There are several possible causes of heart skipping a beat, also known as palpitations. Some of the most common causes include:
- Arrhythmias: An arrhythmia is an abnormal heart rhythm. Some common types of arrhythmias that can cause palpitations include atrial fibrillation, atrial flutter, and supraventricular tachycardia (SVT).
- Heart valve problems: Heart valve problems, such as aortic stenosis or mitral valve prolapse, can cause palpitations.
- Structural heart problems: Certain structural heart problems, such as a hole in the heart or a dilated cardiomyopathy, can cause palpitations.
- Medications: Certain medications, such as beta-blockers, anti-arrhythmic drugs, and decongestants, can cause palpitations as a side effect.
- Hormonal changes: Hormonal changes, such as those that occur during pregnancy or menopause, can cause palpitations.
- Caffeine, nicotine and alcohol: Consuming large amount of caffeine, nicotine and alcohol can cause palpitations
- Stress and anxiety: Stress and anxiety can cause palpitations by triggering the fight-or-flight response, which can cause the heart to beat faster.
- Thyroid problems: Hyperthyroidism, a condition in which the thyroid gland produces too much thyroid hormone, can cause palpitations.
It is important to consult a healthcare professional if you experience palpitations frequently or if they are accompanied by other symptoms such as chest pain, shortness of breath, or fainting. A healthcare professional can help determine the cause of your palpitations and recommend appropriate treatment options.
If you are experiencing palpitations, your cardiologist will likely recommend a number of tests to investigate the cause. These tests may include:
- Electrocardiogram (ECG): An ECG records the electrical activity of the heart and can detect abnormal heart rhythms.
- Holter monitor: A Holter monitor is a portable ECG device that records the heart’s electrical activity for a period of 24 to 48 hours. This can help identify palpitations that occur infrequently or at unpredictable times.

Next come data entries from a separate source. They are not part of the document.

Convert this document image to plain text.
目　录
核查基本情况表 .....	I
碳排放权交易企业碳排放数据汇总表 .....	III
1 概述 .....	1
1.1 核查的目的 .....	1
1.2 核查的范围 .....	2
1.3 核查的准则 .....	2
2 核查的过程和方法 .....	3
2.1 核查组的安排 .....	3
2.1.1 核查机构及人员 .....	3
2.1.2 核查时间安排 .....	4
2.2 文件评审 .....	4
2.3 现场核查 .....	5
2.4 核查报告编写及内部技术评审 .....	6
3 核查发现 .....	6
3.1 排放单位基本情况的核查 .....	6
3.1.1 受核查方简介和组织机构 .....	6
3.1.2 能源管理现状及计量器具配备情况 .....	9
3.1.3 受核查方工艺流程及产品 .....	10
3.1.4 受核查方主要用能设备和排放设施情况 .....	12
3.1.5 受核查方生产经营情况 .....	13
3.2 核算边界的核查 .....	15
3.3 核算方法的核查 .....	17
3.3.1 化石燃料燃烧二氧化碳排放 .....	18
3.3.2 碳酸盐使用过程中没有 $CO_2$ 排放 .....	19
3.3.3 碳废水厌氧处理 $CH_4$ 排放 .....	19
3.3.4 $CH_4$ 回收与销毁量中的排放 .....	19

- Event monitor: An event monitor is a portable ECG device that the patient can activate when they experience palpitations. This can help identify palpitations that occur infrequently or at unpredictable times.
- Echocardiogram: An echocardiogram uses sound waves to create images of the heart and can detect structural problems such as valve problems or heart wall abnormalities
- Tilt table test: A tilt table test is a diagnostic test used to evaluate unexplained fainting (syncope) or near fainting (presyncope). It can help determine if the palpitations are related to a problem with the patient’s blood pressure regulation or heart rate.
- Electrophysiology study (EPS) : An EPS is a procedure that uses special catheters (thin, flexible tubes) to study the electrical activity of the heart. This procedure can help identify the location of an abnormal heart rhythm and may also be used to perform therapeutic procedures to treat certain arrhythmias.
- Other tests may include blood tests to check for thyroid dysfunction, metabolic disorders, or anemia, as well as tests to assess your heart function such as chest X-ray and blood pressure measurement.
It’s worth mentioning that the tests that will be recommended for a patient depend on the patient’s symptoms and medical history, and may vary from one case to another. Your cardiologist will be the best person to recommend the appropriate tests for you.